Carnet de mission / Est de la RDC #2 « Ituri / Nord Kivu : une région traumatisée »

Jour 3 : Goma-Béni, les Kivus

Nous quittons Goma avec Me Richard Kazadi, de la Ligue des Electeurs et Me
Jean Keba, de l’ASADHO, nos ligues membres en RDC. Le petit avion à hélices qui
s’arrache de l’aéroport de Goma, survole immédiatement cette superbe région
parsemée de volcans. Nous remontons vers le nord en direction de Béni et
survolons le terrain escarpé où les milices armées demeurent toujours très
actives en particulier les FDLR. Ces dernières ont engagé à l’été 2009 et en
2010 des campagnes massives et quasi-systématiques de viols à l’encontre des
populations et des centaines de milliers de personnes déplacées qui vivent
toujours dans des familles d’accueil. Les témoignages de femmes violées se
comptent par milliers. La CPI enquête d’ailleurs toujours sur ces crimes. Nous
longeons les côtes du lac Edward avant de quitter les contreforts montagneux du
Nord-Kivu et d’entrer dans le bassin central de l’Ituri. On dépasse Mutembo
pour atteindre la « ville cosmopolite de Béni » comme l’affirme la
brochure publicitaire de l’Hôtel. La ville est passée de 300 000 habitants au
dernier recensement de 2006 à près de 500 ou 600 000 selon les estimations. Le
petit aéroport de planches et de tôles de Béni a été construit afin de ne plus
utiliser l’ancien aéroport privé qui était la propriété du père de Jean Pierre
BEMBA, démontrant la force économique de la famille de l’ancien chef de guerre
et vice-président de la RDC. Sitôt arrivés, les rendez-vous s’enchaînent.
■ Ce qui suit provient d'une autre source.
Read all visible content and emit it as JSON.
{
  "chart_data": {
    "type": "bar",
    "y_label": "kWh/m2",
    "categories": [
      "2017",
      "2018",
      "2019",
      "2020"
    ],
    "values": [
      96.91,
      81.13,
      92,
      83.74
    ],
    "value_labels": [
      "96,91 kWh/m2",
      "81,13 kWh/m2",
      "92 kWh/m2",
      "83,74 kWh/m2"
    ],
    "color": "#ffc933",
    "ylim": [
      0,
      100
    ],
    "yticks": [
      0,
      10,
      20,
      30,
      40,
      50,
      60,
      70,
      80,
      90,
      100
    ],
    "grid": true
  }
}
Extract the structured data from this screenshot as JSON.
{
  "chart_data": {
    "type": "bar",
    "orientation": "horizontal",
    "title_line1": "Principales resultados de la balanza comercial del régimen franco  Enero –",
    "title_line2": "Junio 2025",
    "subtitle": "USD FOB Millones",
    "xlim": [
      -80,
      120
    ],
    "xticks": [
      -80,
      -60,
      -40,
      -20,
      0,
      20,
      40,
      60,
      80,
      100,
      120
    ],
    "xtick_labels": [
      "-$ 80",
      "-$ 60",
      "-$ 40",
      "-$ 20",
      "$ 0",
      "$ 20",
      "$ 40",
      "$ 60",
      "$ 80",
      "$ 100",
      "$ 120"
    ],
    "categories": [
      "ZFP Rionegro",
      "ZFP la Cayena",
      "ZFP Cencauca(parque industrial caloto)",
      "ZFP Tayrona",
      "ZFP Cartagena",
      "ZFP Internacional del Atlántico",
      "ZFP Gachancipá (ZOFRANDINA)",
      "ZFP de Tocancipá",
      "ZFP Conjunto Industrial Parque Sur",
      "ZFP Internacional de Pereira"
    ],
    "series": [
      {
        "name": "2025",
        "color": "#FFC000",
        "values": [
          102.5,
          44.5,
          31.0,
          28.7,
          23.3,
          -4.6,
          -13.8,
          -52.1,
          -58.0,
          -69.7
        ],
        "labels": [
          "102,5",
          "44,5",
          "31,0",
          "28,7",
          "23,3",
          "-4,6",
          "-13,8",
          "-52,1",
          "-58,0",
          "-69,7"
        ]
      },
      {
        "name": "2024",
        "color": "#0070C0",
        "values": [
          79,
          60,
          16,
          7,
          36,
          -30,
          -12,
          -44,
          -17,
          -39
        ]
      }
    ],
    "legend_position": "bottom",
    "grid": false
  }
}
Les
préparatifs des différentes activités sont passés en revue et la nouvelle de
l’arrivée de la FIDH commence à se répandre.... Vers 19h, l’électricité
alimente les lumières de la ville et le silence s’estompe derrière les bruits
de télévision et de radios. Olivier et Mariana, arrivés par l’avion de
l’après-midi ont su profiter du stop and go que l’avion a fait à Bunia pour
mieux admirer la ville ! Finalement, tout le monde se retrouve ou se présente et
les discussions s’animent. La mission sera au complet avec l’arrivée programmée
le lendemain de Dismas en provenance de Kisangani via Bunia . Nous faisons un
grand point qui nous tient jusqu’à 22h30 heure à laquelle, nous décidons de
nous sustenter. Évidemment lorsque j’ai Marceau et Dismas au téléphone dans la
soirée, on est en train de manger un bon poulet grillé en écoutant de la
musique et les collibets sur le sérieux de notre travail en mission ne tardent
pas à fuser. Vieilles joutes verbales de nos missions.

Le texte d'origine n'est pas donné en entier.